Effective locomotion on sand, granular media, soft substrates
More effective locomotion on compliant substrates can be achieved by modifying leg design properties (shape, stiffness) as well as gaits (coordination patterns between legs). Transitional behaviors (specialized turns, jumps) can also improve performance by enabling the robot to avoid or jump over “obstacles” such as areas of a dune that are too soft or too steep; transition between two terrains; or regain control of a robot by resetting its position or orientation.
Above: RHex carries a shear strength sensor up a dune slope with very loose sand in Oceano Dunes, 2016.
Researchers at other institutes (e.g.

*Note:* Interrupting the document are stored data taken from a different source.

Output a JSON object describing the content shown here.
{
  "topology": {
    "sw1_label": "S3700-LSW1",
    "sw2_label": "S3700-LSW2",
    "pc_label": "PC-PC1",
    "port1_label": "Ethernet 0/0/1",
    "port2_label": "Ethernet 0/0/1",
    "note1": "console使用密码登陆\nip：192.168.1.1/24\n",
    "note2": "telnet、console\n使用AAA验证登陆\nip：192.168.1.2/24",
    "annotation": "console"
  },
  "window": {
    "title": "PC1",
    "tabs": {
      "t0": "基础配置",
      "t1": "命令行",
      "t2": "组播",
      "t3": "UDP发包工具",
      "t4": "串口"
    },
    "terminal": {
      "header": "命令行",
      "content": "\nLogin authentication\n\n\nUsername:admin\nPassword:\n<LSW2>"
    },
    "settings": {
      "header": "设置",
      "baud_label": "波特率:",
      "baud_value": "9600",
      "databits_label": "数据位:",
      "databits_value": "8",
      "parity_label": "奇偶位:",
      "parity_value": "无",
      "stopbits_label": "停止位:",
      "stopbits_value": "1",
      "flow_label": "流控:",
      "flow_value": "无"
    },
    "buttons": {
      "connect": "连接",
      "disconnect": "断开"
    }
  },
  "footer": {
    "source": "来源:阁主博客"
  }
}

Dan Goldman’s group at GA Tech and Tonia Hsieh’s group at Temple University) create models describing the physics — mechanics and dynamics — of animals and robots locomoting through a diverse range of compliant substrates. We attempt to harness these models to create robot controllers robust to a poorly modeled, compliant world.
Above: Google auto-generated a video collage of locomotion experiments with RHex at our new location, PERCH.
Below: RHex walks up a dune slope with compact sand at Oceano in 2016.
Most of the world is not paved, but most research on locomotion assumes a rigid surface. For example, search-and-rescue operations will almost never take place in rigid environments — either because there is a debris flow, or because the rescue is in wilderness — and extraterrestrial exploration is certainly not going to involve nice roads and staircases. “Legged Locomotion for Desert Research” develops methods for the kind of research that scientists might like to do on other planets right here on earth by taking robots laden with sensor packages to inhospitable deserts, creating little “laboratories on legs” that can produce data with a high spatial and temporal resolution. Traditional methods for conducting geoscientific research produce only good spatial or temporal resolution, but scientists are able to compensate by conducting repeat or higher resolution experiments over multiple trips, provided of course that the scientists can anticipate which experiments require repeating. Increasing the resolution of data during one trip will enable scientists to create massive datasets which can be used for groundbreaking geoscientific research on Earth as well as potentially on other planets.
Sonia Roberts uses a combination of physical experiments and computer simulations to develop controllers for robots to simply and robustly walk on granular substrates like sand, wood chips, etc. Sonia also provides support for the robots Kod*lab lends out to the scientists it collaborates with, including developing simple solutions to pressing locomotion problems (like widening the robot’s legs or switching to stronger gearboxes).